Cisco and Google are seeking to be excluded from a new EU cybersecurity law that would force them to adopt tough security measures and report serious security breaches to national authorities.
The so-called Network and Information Security directive is due to be finalised in talks between the European Parliament, the European Commission and member states over the coming weeks.
EU lawmakers want the law to cover only sectors that they consider critical, such as energy, transport and finance.
But the Commission – the EU executive – and some countries, such as Germany and France, are pushing to include cloud providers, social networks, search engines and e-commerce platforms because of their widespread use by people and businesses.
Internet companies are firmly opposed to such a move, which would incur extra compliance costs.
“Online services such as e-commerce sites, search and social networks are useful but not critical. This legislation should focus on truly critical infrastructure only,” said James Waterworth, vice-president for Europe of the Computer and Communications Industry Association, a lobbying group which includes Facebook, Microsoft and Google.
Such firms agree with lawmakers who say their inclusion would lead to duplicate incident reporting – for example when a bank using a cloud-computing provider suffers a security breach.

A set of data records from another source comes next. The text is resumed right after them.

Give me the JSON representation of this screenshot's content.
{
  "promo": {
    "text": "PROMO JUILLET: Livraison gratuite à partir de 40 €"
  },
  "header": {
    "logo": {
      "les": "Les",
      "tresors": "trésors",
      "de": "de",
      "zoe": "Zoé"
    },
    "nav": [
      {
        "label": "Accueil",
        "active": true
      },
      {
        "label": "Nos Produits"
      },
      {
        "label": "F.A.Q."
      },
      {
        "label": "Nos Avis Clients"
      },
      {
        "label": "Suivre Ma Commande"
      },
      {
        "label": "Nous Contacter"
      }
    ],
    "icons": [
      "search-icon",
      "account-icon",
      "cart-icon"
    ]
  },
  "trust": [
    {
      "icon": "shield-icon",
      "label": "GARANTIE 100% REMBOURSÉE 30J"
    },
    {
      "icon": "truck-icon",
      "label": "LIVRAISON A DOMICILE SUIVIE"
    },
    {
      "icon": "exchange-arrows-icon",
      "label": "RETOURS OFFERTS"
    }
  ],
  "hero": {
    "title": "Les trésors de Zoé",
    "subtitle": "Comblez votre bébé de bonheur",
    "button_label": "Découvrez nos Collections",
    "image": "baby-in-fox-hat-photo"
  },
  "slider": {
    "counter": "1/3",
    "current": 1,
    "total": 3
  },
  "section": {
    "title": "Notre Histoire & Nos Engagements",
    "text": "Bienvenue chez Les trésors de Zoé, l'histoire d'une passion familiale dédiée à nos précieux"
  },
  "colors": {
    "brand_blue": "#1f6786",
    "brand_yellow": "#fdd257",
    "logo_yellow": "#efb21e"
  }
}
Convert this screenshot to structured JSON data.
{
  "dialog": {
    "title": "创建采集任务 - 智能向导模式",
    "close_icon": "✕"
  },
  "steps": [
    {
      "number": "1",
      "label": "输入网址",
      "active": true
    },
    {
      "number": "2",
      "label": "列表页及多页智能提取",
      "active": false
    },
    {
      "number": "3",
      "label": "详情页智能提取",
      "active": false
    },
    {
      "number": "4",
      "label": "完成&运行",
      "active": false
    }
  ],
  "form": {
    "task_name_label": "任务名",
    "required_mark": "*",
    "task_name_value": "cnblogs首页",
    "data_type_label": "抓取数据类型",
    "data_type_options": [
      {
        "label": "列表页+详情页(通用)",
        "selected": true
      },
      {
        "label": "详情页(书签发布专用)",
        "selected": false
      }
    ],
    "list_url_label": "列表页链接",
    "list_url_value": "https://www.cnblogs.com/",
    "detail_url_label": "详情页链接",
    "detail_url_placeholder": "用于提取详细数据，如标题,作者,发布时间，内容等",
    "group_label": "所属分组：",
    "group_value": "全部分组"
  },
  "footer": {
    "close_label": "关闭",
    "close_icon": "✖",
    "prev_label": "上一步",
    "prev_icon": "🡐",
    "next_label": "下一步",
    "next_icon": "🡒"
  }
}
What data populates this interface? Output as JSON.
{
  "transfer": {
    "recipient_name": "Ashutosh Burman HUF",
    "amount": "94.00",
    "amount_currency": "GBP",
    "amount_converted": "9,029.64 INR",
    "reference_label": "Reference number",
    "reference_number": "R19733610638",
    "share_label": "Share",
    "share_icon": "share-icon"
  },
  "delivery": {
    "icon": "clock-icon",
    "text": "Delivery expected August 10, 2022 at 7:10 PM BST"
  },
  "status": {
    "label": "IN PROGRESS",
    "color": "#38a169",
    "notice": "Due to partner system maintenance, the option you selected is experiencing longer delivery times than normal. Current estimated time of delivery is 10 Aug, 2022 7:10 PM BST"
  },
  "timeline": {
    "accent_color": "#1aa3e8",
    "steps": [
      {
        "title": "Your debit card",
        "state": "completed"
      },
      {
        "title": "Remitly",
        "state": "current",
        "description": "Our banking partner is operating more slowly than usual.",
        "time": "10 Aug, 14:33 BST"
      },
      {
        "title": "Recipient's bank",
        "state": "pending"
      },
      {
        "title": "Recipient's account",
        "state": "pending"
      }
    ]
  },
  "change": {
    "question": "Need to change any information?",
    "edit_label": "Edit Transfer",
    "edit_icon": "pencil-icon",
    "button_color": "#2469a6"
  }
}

“We are implicated anyway with critical sectors as customers,” said Chris Gow, senior manager of government affairs at network equipment maker Cisco.
Currently there is no pan-European law and only telecoms operators are subject to the incident-reporting requirements.
The European Parliament also wants all companies within a sector to fall under the new law’s scope – but member states want the flexibility to pick and choose within sectors.
Internet companies are concerned that if member states have their way, this would result in a fragmentation of security standards across the bloc.
“If cybersecurity rules are different in each European country … it would fragment the digital single market,” Waterworth said.
In November 2010, the European Commission presented the EU Internal Security Strategy in Action 2010-2014. The strategy which comes to an end, set out a shared agenda for Member States, the European Parliament and EU agencies to address key challenges for the security of the EU: serious organised crime, terrorism, cybercrime, border security, and the management of natural and man-made disasters.
Taking account of the Communication on the future agenda for Home Affairs and of the European Council guidelines adopted in June, the Commission will present in early 2015 a Communication on a renewed strategy for 2015-2020.
The European Commission, together with the High Representative of the Union for Foreign Affairs and Security Policy, launched a cybersecurity strategy alongside a Commission proposed directive on network and information security (NIS).
The Strategy is accompanied by a legislative proposal to strengthen the security of the EU’s information systems, which is supposed to encourage economic growth as confidence in buying online and using the internet grows.